Jupyter Tutorial (part 3)

In this part of the Jupyter tutorial, we will describe how to customize and deploy Jupyter notebooks for use as course notes. The topics covered are:

  • Deploying Jupyter on a server.
  • Customizing the default Python startup code for Jupyter notebooks.
  • Customizing the look-and-feel of the Jupyter notebook via CSS.
  • Converting Jupyter notebooks to $\LaTeX$/PDF notes.

Deploying Jupyter for a class

The easiest way to run Jupyter is to run it on one's local machine. If you are using Jupyter for a class, this means requiring each student to download and install a Python environment along with the Jupyter software stack. A simple, foolproof method is to install the Anaconda distribution, a widely-used Python distribution containing Jupyter, Scipy, and Matplotlib, which is freely available for GNU/Linux, Mac OS, and Microsoft Windows.

Sometimes, you might not want to ask every student to install Jupyter. For instance, in my complex analysis class, I want to offer a few Jupyter notebook plots for students to play around with. But the class isn't focused on programming, and it seems overkill to ask each of the 100+ students to install the 455 MB Anaconda distribution just to interact with a few plots. For such cases, you can install Jupyter on a web server, and let the students access your notebooks over the Internet.

The main concern regarding server deployment is security: a Jupyter notebook can run arbitrary code on the server. It is very important to understand that notebook code runs on the server hosting the notebook, not the client running the web browser! So it's a very bad idea to have an unsecured Jupyter notebook that's publicly accessible over the Internet. A visitor can, in principle, use a code cell in your Jupyter notebook to run a program that exploits a privilege escalation bug to seize control of your server.

To deploy Jupyter securely on a server, you can either use access control (e.g. passwords), and using containers.

"Single-user" style access control

Jupyter has elementary support for "single user" access control. This involves having the Jupyter notebook server ask for a password before granting access. You can let your students know the password, and tell them to visit http://HOSTNAME:8888/notebooks/, where HOSTNAME is the IP address or Internet hostname of your server. Anonymous members of the public can go that address, but without the password they won't be allowed to open a notebook to run code. But be warned---those with the password will be able to run arbitrary code, including possibly seizing control of the server. So your students need to be trusted not to do that.

To deploy the Jupyter server this way, you have to specify a password and set up a SSL certification for encrypted communication. For details, follow the instructions here. Also, you will need to reconfigure your firewall to open port 8888 (the port for the Jupyter notebook), and get your server a static IP address and hostname; these steps are outside the scope of the present discussion.

JupyterHub deployment

Container deployment

The idea of container deployment is to spawn a temporary virtual machine, or "container", for each visitor to the server. The container runs a "fresh" copy of a GNU/Linux operating system whose filesystem contains just your Jupyter notebooks, along with a minimal set of software (Python, Jupyter, etc.) necessary for running the notebooks. Even if a user pwns or messes up the container, the real operating system hosting the containers is unaffected. The containers are destroyed after some time (say, a few hours after creation).
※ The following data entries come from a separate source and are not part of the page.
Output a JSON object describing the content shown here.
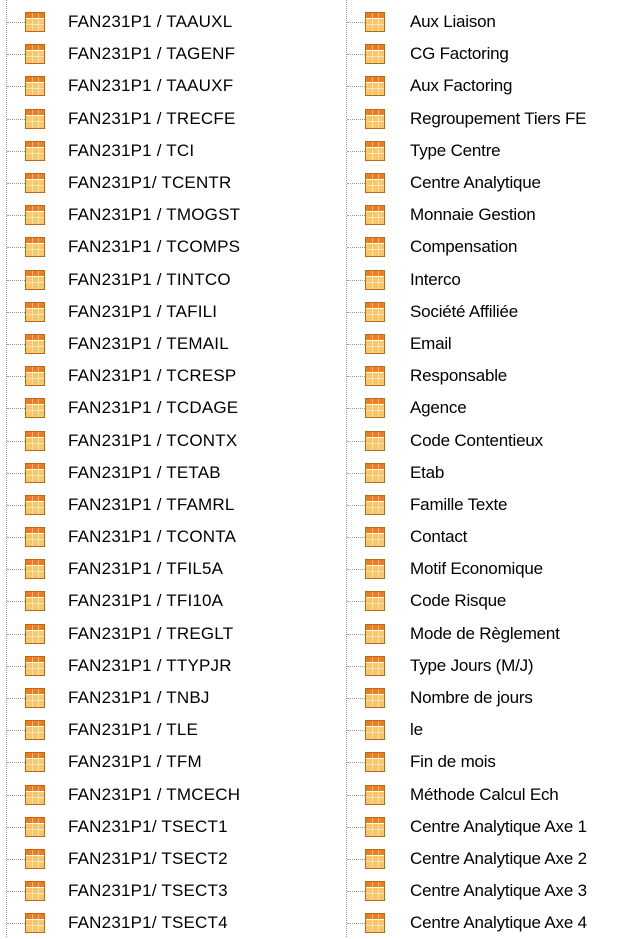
{
  "tables": [
    "FAN231P1 / TAAUXL",
    "FAN231P1 / TAGENF",
    "FAN231P1 / TAAUXF",
    "FAN231P1 / TRECFE",
    "FAN231P1 / TCI",
    "FAN231P1/ TCENTR",
    "FAN231P1 / TMOGST",
    "FAN231P1 / TCOMPS",
    "FAN231P1 / TINTCO",
    "FAN231P1 / TAFILI",
    "FAN231P1 / TEMAIL",
    "FAN231P1 / TCRESP",
    "FAN231P1 / TCDAGE",
    "FAN231P1 / TCONTX",
    "FAN231P1 / TETAB",
    "FAN231P1 / TFAMRL",
    "FAN231P1 / TCONTA",
    "FAN231P1 / TFIL5A",
    "FAN231P1 / TFI10A",
    "FAN231P1 / TREGLT",
    "FAN231P1 / TTYPJR",
    "FAN231P1 / TNBJ",
    "FAN231P1 / TLE",
    "FAN231P1 / TFM",
    "FAN231P1 / TMCECH",
    "FAN231P1/ TSECT1",
    "FAN231P1/ TSECT2",
    "FAN231P1/ TSECT3",
    "FAN231P1/ TSECT4"
  ],
  "labels": [
    "Aux Liaison",
    "CG Factoring",
    "Aux Factoring",
    "Regroupement Tiers FE",
    "Type Centre",
    "Centre Analytique",
    "Monnaie Gestion",
    "Compensation",
    "Interco",
    "Société Affiliée",
    "Email",
    "Responsable",
    "Agence",
    "Code Contentieux",
    "Etab",
    "Famille Texte",
    "Contact",
    "Motif Economique",
    "Code Risque",
    "Mode de Règlement",
    "Type Jours (M/J)",
    "Nombre de jours",
    "le",
    "Fin de mois",
    "Méthode Calcul Ech",
    "Centre Analytique Axe 1",
    "Centre Analytique Axe 2",
    "Centre Analytique Axe 3",
    "Centre Analytique Axe 4"
  ],
  "icon": "table-icon"
}
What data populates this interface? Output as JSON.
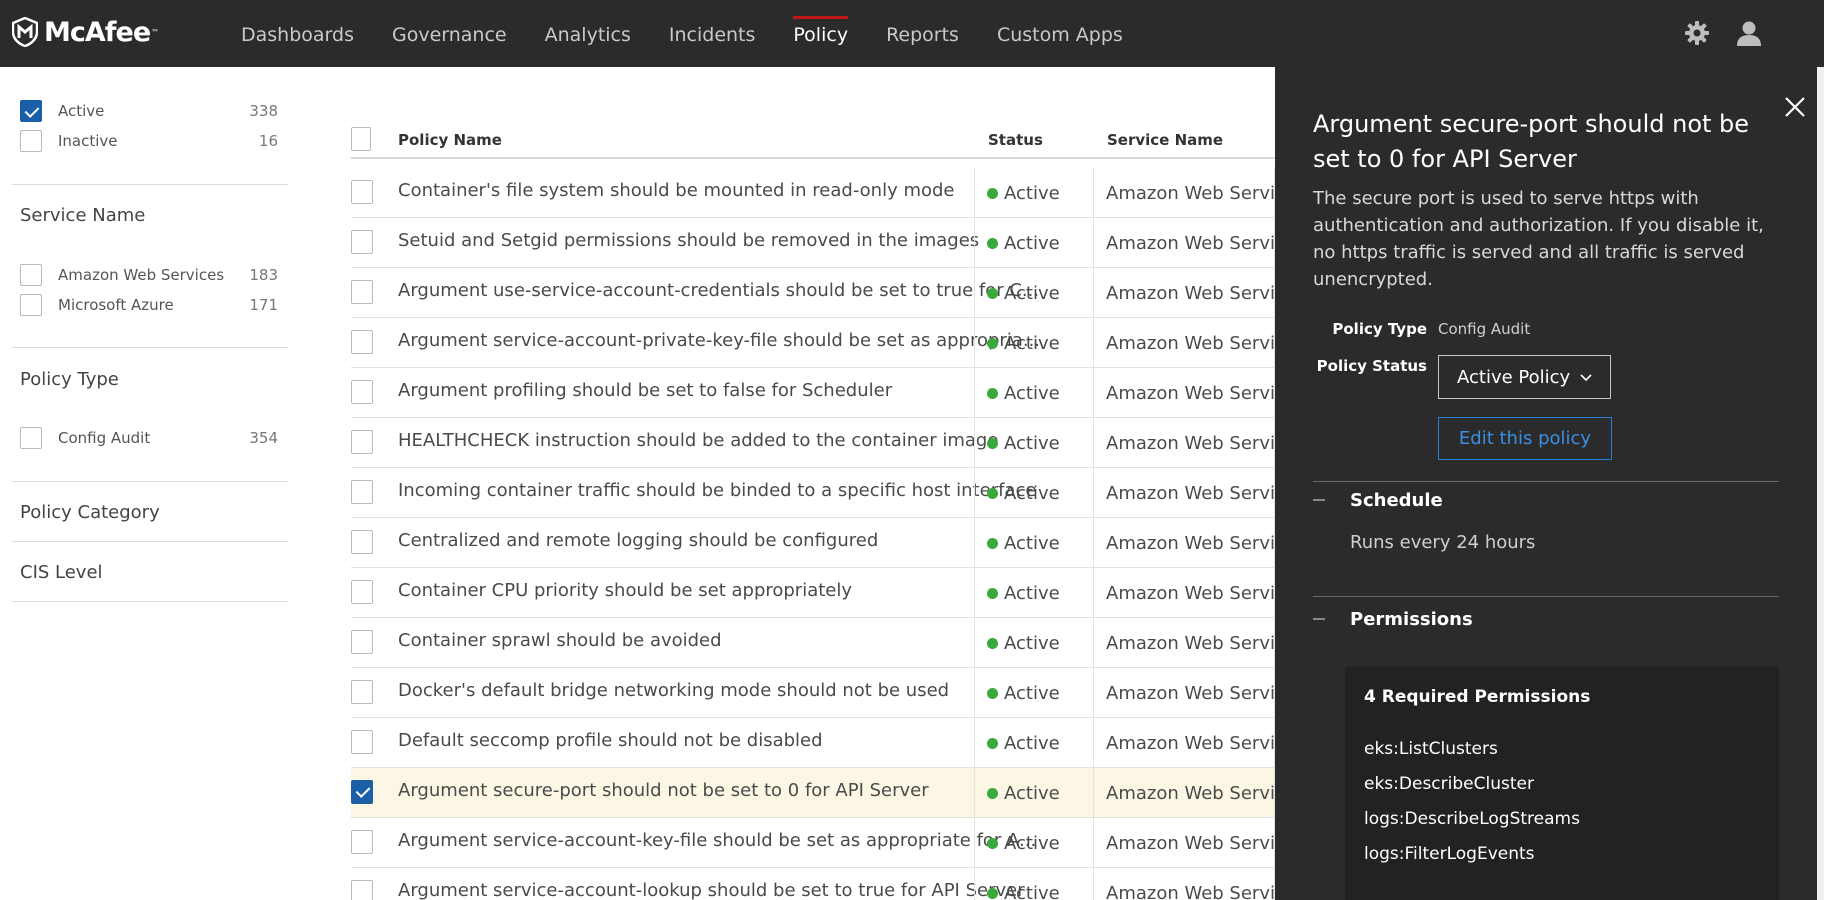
{
  "brand": {
    "name": "McAfee",
    "trademark": "™"
  },
  "nav": {
    "items": [
      {
        "label": "Dashboards",
        "active": false
      },
      {
        "label": "Governance",
        "active": false
      },
      {
        "label": "Analytics",
        "active": false
      },
      {
        "label": "Incidents",
        "active": false
      },
      {
        "label": "Policy",
        "active": true
      },
      {
        "label": "Reports",
        "active": false
      },
      {
        "label": "Custom Apps",
        "active": false
      }
    ],
    "accent_color": "#c01818",
    "icons": [
      "gear-icon",
      "user-icon"
    ]
  },
  "filters": {
    "status": [
      {
        "label": "Active",
        "count": "338",
        "checked": true
      },
      {
        "label": "Inactive",
        "count": "16",
        "checked": false
      }
    ],
    "service_name": {
      "heading": "Service Name",
      "options": [
        {
          "label": "Amazon Web Services",
          "count": "183",
          "checked": false
        },
        {
          "label": "Microsoft Azure",
          "count": "171",
          "checked": false
        }
      ]
    },
    "policy_type": {
      "heading": "Policy Type",
      "options": [
        {
          "label": "Config Audit",
          "count": "354",
          "checked": false
        }
      ]
    },
    "policy_category": {
      "heading": "Policy Category"
    },
    "cis_level": {
      "heading": "CIS Level"
    }
  },
  "table": {
    "columns": {
      "name": "Policy Name",
      "status": "Status",
      "service": "Service Name"
    },
    "rows": [
      {
        "name": "Container's file system should be mounted in read-only mode",
        "status": "Active",
        "service": "Amazon Web Services",
        "checked": false
      },
      {
        "name": "Setuid and Setgid permissions should be removed in the images",
        "status": "Active",
        "service": "Amazon Web Services",
        "checked": false
      },
      {
        "name": "Argument use-service-account-credentials should be set to true for C...",
        "status": "Active",
        "service": "Amazon Web Services",
        "checked": false
      },
      {
        "name": "Argument service-account-private-key-file should be set as appropria...",
        "status": "Active",
        "service": "Amazon Web Services",
        "checked": false
      },
      {
        "name": "Argument profiling should be set to false for Scheduler",
        "status": "Active",
        "service": "Amazon Web Services",
        "checked": false
      },
      {
        "name": "HEALTHCHECK instruction should be added to the container image",
        "status": "Active",
        "service": "Amazon Web Services",
        "checked": false
      },
      {
        "name": "Incoming container traffic should be binded to a specific host interface",
        "status": "Active",
        "service": "Amazon Web Services",
        "checked": false
      },
      {
        "name": "Centralized and remote logging should be configured",
        "status": "Active",
        "service": "Amazon Web Services",
        "checked": false
      },
      {
        "name": "Container CPU priority should be set appropriately",
        "status": "Active",
        "service": "Amazon Web Services",
        "checked": false
      },
      {
        "name": "Container sprawl should be avoided",
        "status": "Active",
        "service": "Amazon Web Services",
        "checked": false
      },
      {
        "name": "Docker's default bridge networking mode should not be used",
        "status": "Active",
        "service": "Amazon Web Services",
        "checked": false
      },
      {
        "name": "Default seccomp profile should not be disabled",
        "status": "Active",
        "service": "Amazon Web Services",
        "checked": false
      },
      {
        "name": "Argument secure-port should not be set to 0 for API Server",
        "status": "Active",
        "service": "Amazon Web Services",
        "checked": true
      },
      {
        "name": "Argument service-account-key-file should be set as appropriate for A...",
        "status": "Active",
        "service": "Amazon Web Services",
        "checked": false
      },
      {
        "name": "Argument service-account-lookup should be set to true for API Server",
        "status": "Active",
        "service": "Amazon Web Services",
        "checked": false
      }
    ]
  },
  "detail": {
    "title": "Argument secure-port should not be set to 0 for API Server",
    "description": "The secure port is used to serve https with authentication and authorization. If you disable it, no https traffic is served and all traffic is served unencrypted.",
    "policy_type_label": "Policy Type",
    "policy_type_value": "Config Audit",
    "policy_status_label": "Policy Status",
    "policy_status_value": "Active Policy",
    "edit_button": "Edit this policy",
    "schedule": {
      "heading": "Schedule",
      "text": "Runs every 24 hours"
    },
    "permissions": {
      "heading": "Permissions",
      "count_title": "4 Required Permissions",
      "items": [
        "eks:ListClusters",
        "eks:DescribeCluster",
        "logs:DescribeLogStreams",
        "logs:FilterLogEvents"
      ]
    },
    "link_color": "#2a7fd2"
  }
}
The advantage of this approach is that it is pretty tamper-proof. Even if a user (maliciously or accidentally) screws up the container, no real harm is done. A simple browser re-visit creates a new container with a fresh copy of the hosted notebooks. The disadvantage is that users won't be able to "save" anything to the server. If they want to retain any changes they make, they need to download a copy of the notebook to their own computer (via the menu option File → Download as → Notebook).

To accomplish this, we use the Docker container software, along with the code written up by the tmpnb project. For the full documentation, see the tmpnb Github page. Here are the basic steps:

  1. Install Docker.

  2. Create a directory containing the notebooks that you want to host (along with any images needed by the notebooks, etc.).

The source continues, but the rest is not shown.